Не знаю, сколько я спал. Владимир разбудил меня резким толчком в спину. В то же мгновение до моего слуха донесся шум моторов, немецкие голоса. Я увидел Владимира. Он целиком был поглощен всем тем, что делалось там, на поляне, следя неотступно через щель входного полога. Я мигом оказaлcя рядом.

– Фрицы!.. – прошептал он. – Три машины... – И горько вздохнул: – Завязать бой – все равно с ними не справимся. Сейчас они выгрузятся и после команды займут шалаши. Но мы не дадим себя ухлопать, как куропаток. Мы перехватим инициативу. Мы ведь тоже “фрицы”... разведчики. Главное – спокойствие. Алеш!.. Я выхожу первым. Ты – за мной. Я – господин обер-фельдфебель. Ты – рядовой Ганс... Тебя мучает больной зуб. Держись одной рукой за щеку. Другой – за автомат. И следуй за мной. Нам надо представиться первыми.
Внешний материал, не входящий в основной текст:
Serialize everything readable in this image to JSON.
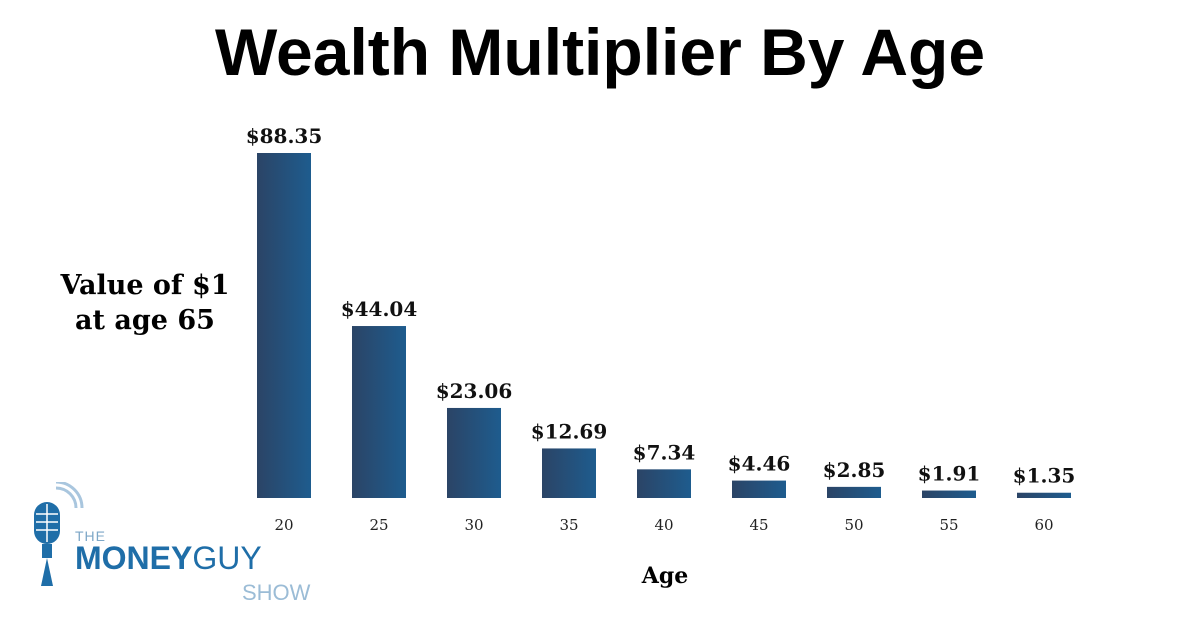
{
  "chart_data": {
    "type": "bar",
    "title": "Wealth Multiplier By Age",
    "ylabel_lines": [
      "Value of $1",
      "at age 65"
    ],
    "xlabel": "Age",
    "categories": [
      "20",
      "25",
      "30",
      "35",
      "40",
      "45",
      "50",
      "55",
      "60"
    ],
    "values": [
      88.35,
      44.04,
      23.06,
      12.69,
      7.34,
      4.46,
      2.85,
      1.91,
      1.35
    ],
    "value_labels": [
      "$88.35",
      "$44.04",
      "$23.06",
      "$12.69",
      "$7.34",
      "$4.46",
      "$2.85",
      "$1.91",
      "$1.35"
    ],
    "ylim": [
      0,
      88.35
    ],
    "grid": false,
    "bar_color_left": "#2b4466",
    "bar_color_right": "#1e5c8e"
  },
  "logo": {
    "the": "THE",
    "money": "MONEY",
    "guy": "GUY",
    "show": "SHOW"
  }
}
И, отряхнувшись и поправив автомат, он, как ни в чем не бывало, быстро приподнял входной полог и шагнул навстречу немцам. Я – следом за ним. Свободно держась и как бы приветствуя по-фронтовому, он тут же небрежно выбросил руку вперед и произнес:

– Хайль!

И с улыбкой добавил:

– Вас заждались, гренадеры!.. Наконец-то! А нам, разведчикам, приказано покинуть эти великолепные домики. Да и к тому же у моего Ганса зубы разболелись чертовски. В санчасть надо бы.
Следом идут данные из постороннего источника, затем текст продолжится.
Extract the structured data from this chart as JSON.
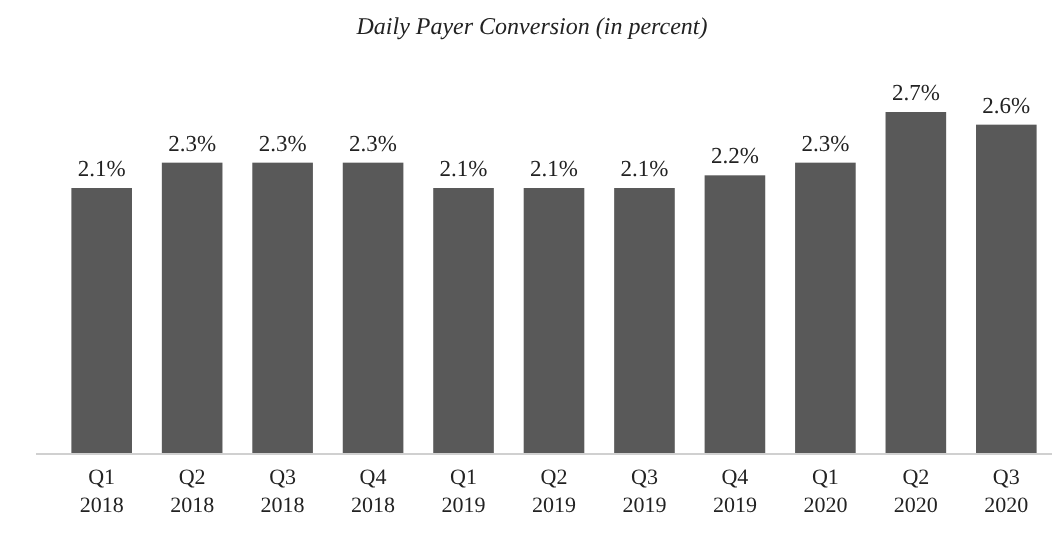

И, не давая опомниться и сказать хотя бы слово возбужденным немцам, он в мгновение, на ходу, достал портсигар и повернулся ко мне:

– Пойдем, Ганс!

Но в этот момент подскочил близко находившийся унтер-офицер с белесыми глазами и бабьим голосом пропищал:

– Господин обер-фельдфебель, разрешите, если можно. Я вижу у вас сигареты итальянской фабрики. Не то что наши. Куда уж за вами, разведчиками?..
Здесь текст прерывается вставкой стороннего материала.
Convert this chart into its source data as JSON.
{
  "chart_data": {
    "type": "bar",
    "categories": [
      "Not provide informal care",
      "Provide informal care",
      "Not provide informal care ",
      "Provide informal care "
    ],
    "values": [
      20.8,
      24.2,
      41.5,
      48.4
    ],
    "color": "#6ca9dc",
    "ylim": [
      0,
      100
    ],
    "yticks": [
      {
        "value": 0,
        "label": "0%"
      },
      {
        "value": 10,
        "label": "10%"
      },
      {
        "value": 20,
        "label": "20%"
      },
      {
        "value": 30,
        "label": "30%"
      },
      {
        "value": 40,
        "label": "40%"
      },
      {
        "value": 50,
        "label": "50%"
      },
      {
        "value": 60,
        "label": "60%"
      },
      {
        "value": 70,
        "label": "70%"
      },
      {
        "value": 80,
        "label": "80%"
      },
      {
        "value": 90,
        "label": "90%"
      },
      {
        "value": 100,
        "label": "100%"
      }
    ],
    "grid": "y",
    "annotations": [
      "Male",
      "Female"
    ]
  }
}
– Что вы?! Господин унтер-офицер! С удовольствием угощу вас!

И Владимир любезно протянул одной рукой приоткрытый портсигар:

– Пожалуйста.

Белесый унтер-офицер взял две сигареты, благодарно кивая головой:

– Гут! Гут!..

Нашлись еще любители итальянского табака, и Владимир, участливо отнесясь к ним, щедро угощал, пока не осталось ни одной сигареты. Владимир присвистнул, сделав глупую гримасу, и хлопнул крышкой портсигара. Но тут же весело улыбнулся, кивнул на прощание “камрадам” и приказывающим тоном произнес:

– Торопитесь, Ганс! А то будет мне взбучка от начальства. Бедняга!.. Я сочувствую тебе... – И, напевая любимый мотив солдат “Лорен Лерн...”, уверенно зашагал по снегу.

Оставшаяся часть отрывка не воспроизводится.